Лошадь Его Светлости, Пустельга не походила на свое имя. Единственным неоспоримым достоинством каурки было спокойствие. Гильом Десятый, Герцог Аквитанский, почесал подбородок и глянул на солнце. Милостив Господь, они вполне успевают до темноты.
— Отец мой, здравствуй и радуйся!
— Как давно мы не виделись, дочь моя… — ухмыльнулся в бороду герцог. — Неужели ты за это время выучила тот самый псалом?
— Папа. — надула губки девочка. — я же не хочу… Он скучный! Он некрасивый!
— Некрасивый? — поднял брови Гильом. — Да неужели?
— Отец, а мы будем сегодня охотиться? Мы же сегодня приедем? А пруд…
Никто. Никто не мог себе позволить говорить без приглашения в присутствии герцога Аквитанского… А тем более перечить ему. Никто, кроме его старшей дочери. Балованная и любимая — матерью (упокой Господь её душу), отцом, духовником, учителями — красавица двенадцати лет мало в чем получала отказ.

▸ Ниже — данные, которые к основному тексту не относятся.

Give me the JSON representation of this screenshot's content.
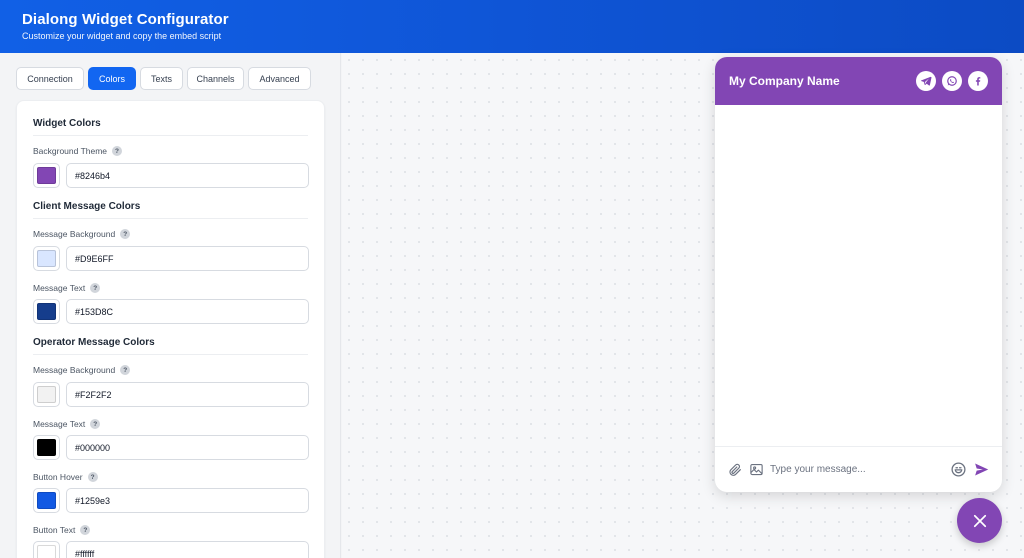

Не в том было дело, что титул её был высок (а станет еще выше), что владения велики (и станут еще больше), что отец силен и властен. Видя её ладную фигурку, ни минуты не сидевшую спокойно, слыша музыкальный голосок люди начинали улыбаться. За это они прощали ей все — да и не так много надо было прощать.
— Дочь, для охоты место всё равно неподходящее. Посему, порадуй святого Михаила, своего отца и каноника… Выучи псалом. И не фыркай.
— Повинуюсь, отец мой. — сердито встопорщила медный сноп своих волос графиня Пуатье. Вот талант у девицы, даже поклон превратить в выражение неудовольствия! Его Светлость только возвел очи горе.
— Закария, подойди.
— Господин. — почтительно склонил голову кузнец.
— Желает мой капитан поставить под копья мои еще двадцать человек. Что ты можешь сказать об этом?
— А куда именно поставить, Ваша Светлость? На стены, в поле, в седле?
Это был вопрос.
— Пока не решил.
— Тогда полагаю необходимым шлем с наносником, малую пику, два метательных дротика и кольчугу. В остальном же — не силён. Могу еще наконечников для стрел сделать.
Его светлость помолчал.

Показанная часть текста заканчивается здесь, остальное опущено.